First author of the study, Mark Dyble (UCL Anthropology), said: "While previous researchers have noted the low relatedness of hunter-gatherer bands, our work offers an explanation as to why this pattern emerges. It is not that individuals are not interested in living with kin. Rather, if all individuals seek to live with as many kin as possible, no-one ends up living with many kin at all."So it's a lot more fair that modern society, because in a hunter-gatherer society they all want the same thing but nobody gets it. Justice, at least on the contemporary model of justice-as-fairness, was achieved before the dawn of civilization! One wonders why we ever walked away from such a paradise.
I would tell you what Aristotle said about that from a position much closer to the dawn of civilization, but you can probably already guess: that justice means something besides mere equality of suffering. It might have something to do with structuring a society to enable pursuing and sometimes even actually achieving the excellences of which human nature is capable.
Those ideas are somewhat out of favor at the moment. I'm very much interested in democratizing the idea, so that people who are ordinary working class people can have access to the things they need to pursue excellence if they work hard and honestly.
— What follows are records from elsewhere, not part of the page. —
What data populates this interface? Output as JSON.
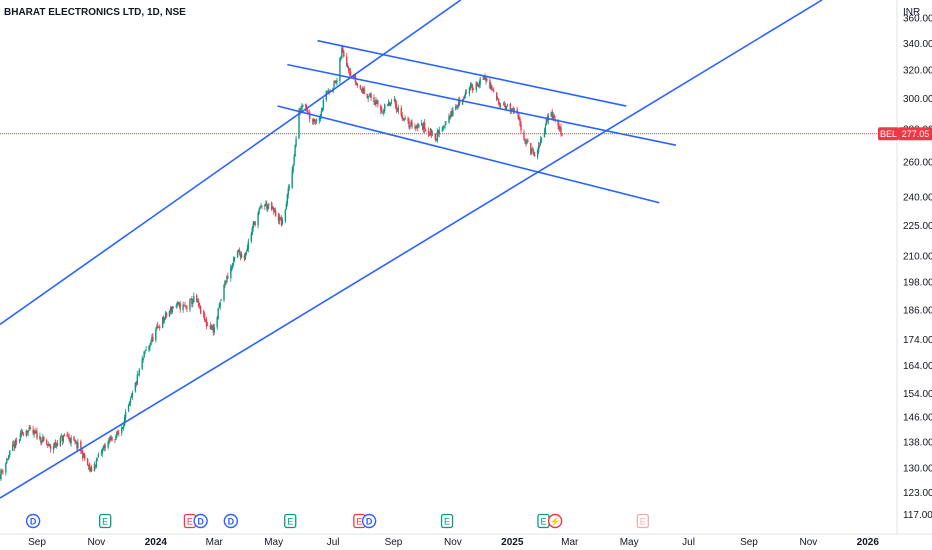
{
  "header": {
    "title": "BHARAT ELECTRONICS LTD, 1D, NSE",
    "currency": "INR"
  },
  "price_tag": {
    "symbol": "BEL",
    "value": "277.05"
  },
  "colors": {
    "up": "#089981",
    "down": "#f23645",
    "trendline": "#2962ff",
    "axis_text": "#131722",
    "price_line": "#f23645"
  },
  "events": [
    {
      "type": "D",
      "date": "2023-08-28"
    },
    {
      "type": "E",
      "date": "2023-11-10"
    },
    {
      "type": "E",
      "date": "2024-02-05"
    },
    {
      "type": "D",
      "date": "2024-02-16"
    },
    {
      "type": "D",
      "date": "2024-03-18"
    },
    {
      "type": "E",
      "date": "2024-05-18"
    },
    {
      "type": "E",
      "date": "2024-07-28"
    },
    {
      "type": "D",
      "date": "2024-08-07"
    },
    {
      "type": "E",
      "date": "2024-10-26"
    },
    {
      "type": "E",
      "date": "2025-02-02"
    },
    {
      "type": "F",
      "date": "2025-02-14"
    },
    {
      "type": "E",
      "date": "2025-05-15"
    }
  ],
  "chart_data": {
    "type": "candlestick",
    "title": "BHARAT ELECTRONICS LTD, 1D, NSE",
    "y_scale": "log",
    "ylim": [
      112,
      375
    ],
    "xlim": [
      "2023-07-25",
      "2026-01-31"
    ],
    "x_ticks": [
      {
        "label": "Sep",
        "date": "2023-09-01",
        "bold": false
      },
      {
        "label": "Nov",
        "date": "2023-11-01",
        "bold": false
      },
      {
        "label": "2024",
        "date": "2024-01-01",
        "bold": true
      },
      {
        "label": "Mar",
        "date": "2024-03-01",
        "bold": false
      },
      {
        "label": "May",
        "date": "2024-05-01",
        "bold": false
      },
      {
        "label": "Jul",
        "date": "2024-07-01",
        "bold": false
      },
      {
        "label": "Sep",
        "date": "2024-09-01",
        "bold": false
      },
      {
        "label": "Nov",
        "date": "2024-11-01",
        "bold": false
      },
      {
        "label": "2025",
        "date": "2025-01-01",
        "bold": true
      },
      {
        "label": "Mar",
        "date": "2025-03-01",
        "bold": false
      },
      {
        "label": "May",
        "date": "2025-05-01",
        "bold": false
      },
      {
        "label": "Jul",
        "date": "2025-07-01",
        "bold": false
      },
      {
        "label": "Sep",
        "date": "2025-09-01",
        "bold": false
      },
      {
        "label": "Nov",
        "date": "2025-11-01",
        "bold": false
      },
      {
        "label": "2026",
        "date": "2026-01-01",
        "bold": true
      }
    ],
    "y_ticks": [
      117,
      123,
      130,
      138,
      146,
      154,
      164,
      174,
      186,
      198,
      210,
      225,
      240,
      260,
      280,
      300,
      320,
      340,
      360
    ],
    "last_price": 277.05,
    "price_path": [
      [
        "2023-07-25",
        128
      ],
      [
        "2023-08-05",
        135
      ],
      [
        "2023-08-20",
        142
      ],
      [
        "2023-09-01",
        140
      ],
      [
        "2023-09-15",
        136
      ],
      [
        "2023-10-01",
        140
      ],
      [
        "2023-10-15",
        136
      ],
      [
        "2023-10-26",
        129
      ],
      [
        "2023-11-10",
        137
      ],
      [
        "2023-11-25",
        141
      ],
      [
        "2023-12-05",
        150
      ],
      [
        "2023-12-20",
        168
      ],
      [
        "2024-01-05",
        180
      ],
      [
        "2024-01-20",
        188
      ],
      [
        "2024-02-01",
        187
      ],
      [
        "2024-02-10",
        191
      ],
      [
        "2024-02-22",
        180
      ],
      [
        "2024-03-01",
        178
      ],
      [
        "2024-03-12",
        198
      ],
      [
        "2024-03-25",
        212
      ],
      [
        "2024-04-01",
        210
      ],
      [
        "2024-04-10",
        225
      ],
      [
        "2024-04-20",
        237
      ],
      [
        "2024-04-30",
        233
      ],
      [
        "2024-05-10",
        226
      ],
      [
        "2024-05-20",
        255
      ],
      [
        "2024-05-27",
        290
      ],
      [
        "2024-06-01",
        300
      ],
      [
        "2024-06-07",
        288
      ],
      [
        "2024-06-15",
        285
      ],
      [
        "2024-06-25",
        305
      ],
      [
        "2024-07-05",
        312
      ],
      [
        "2024-07-10",
        335
      ],
      [
        "2024-07-18",
        320
      ],
      [
        "2024-07-28",
        307
      ],
      [
        "2024-08-06",
        303
      ],
      [
        "2024-08-20",
        292
      ],
      [
        "2024-09-01",
        298
      ],
      [
        "2024-09-15",
        283
      ],
      [
        "2024-10-01",
        282
      ],
      [
        "2024-10-15",
        275
      ],
      [
        "2024-10-25",
        285
      ],
      [
        "2024-11-05",
        295
      ],
      [
        "2024-11-15",
        305
      ],
      [
        "2024-11-25",
        310
      ],
      [
        "2024-12-05",
        314
      ],
      [
        "2024-12-15",
        300
      ],
      [
        "2024-12-25",
        295
      ],
      [
        "2025-01-05",
        290
      ],
      [
        "2025-01-15",
        272
      ],
      [
        "2025-01-25",
        262
      ],
      [
        "2025-02-01",
        276
      ],
      [
        "2025-02-08",
        292
      ],
      [
        "2025-02-15",
        284
      ],
      [
        "2025-02-22",
        277.05
      ]
    ],
    "trendlines": [
      {
        "name": "channel-upper",
        "p1": [
          "2023-07-25",
          180
        ],
        "p2": [
          "2024-11-09",
          375
        ]
      },
      {
        "name": "channel-lower",
        "p1": [
          "2023-07-25",
          121.5
        ],
        "p2": [
          "2025-11-15",
          375
        ]
      },
      {
        "name": "flag-top",
        "p1": [
          "2024-06-15",
          342
        ],
        "p2": [
          "2025-04-28",
          295
        ]
      },
      {
        "name": "flag-middle",
        "p1": [
          "2024-05-15",
          324
        ],
        "p2": [
          "2025-06-18",
          270
        ]
      },
      {
        "name": "flag-bottom",
        "p1": [
          "2024-05-05",
          295
        ],
        "p2": [
          "2025-06-01",
          237
        ]
      }
    ]
  }
}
I'd like to see society structured in such a way that people are less likely to be rewarded for catering to lower desires, where virtue is rewarded and vice is not. All the same I think that, surely, examples like this ought to call into question the idea that justice is in any way reducible to fairness. I'm not sure that fairness is even a proper part of justice, though I haven't made up my mind that it isn't either. Whether or not fairness is in any way part of justice, it's certainly not the whole.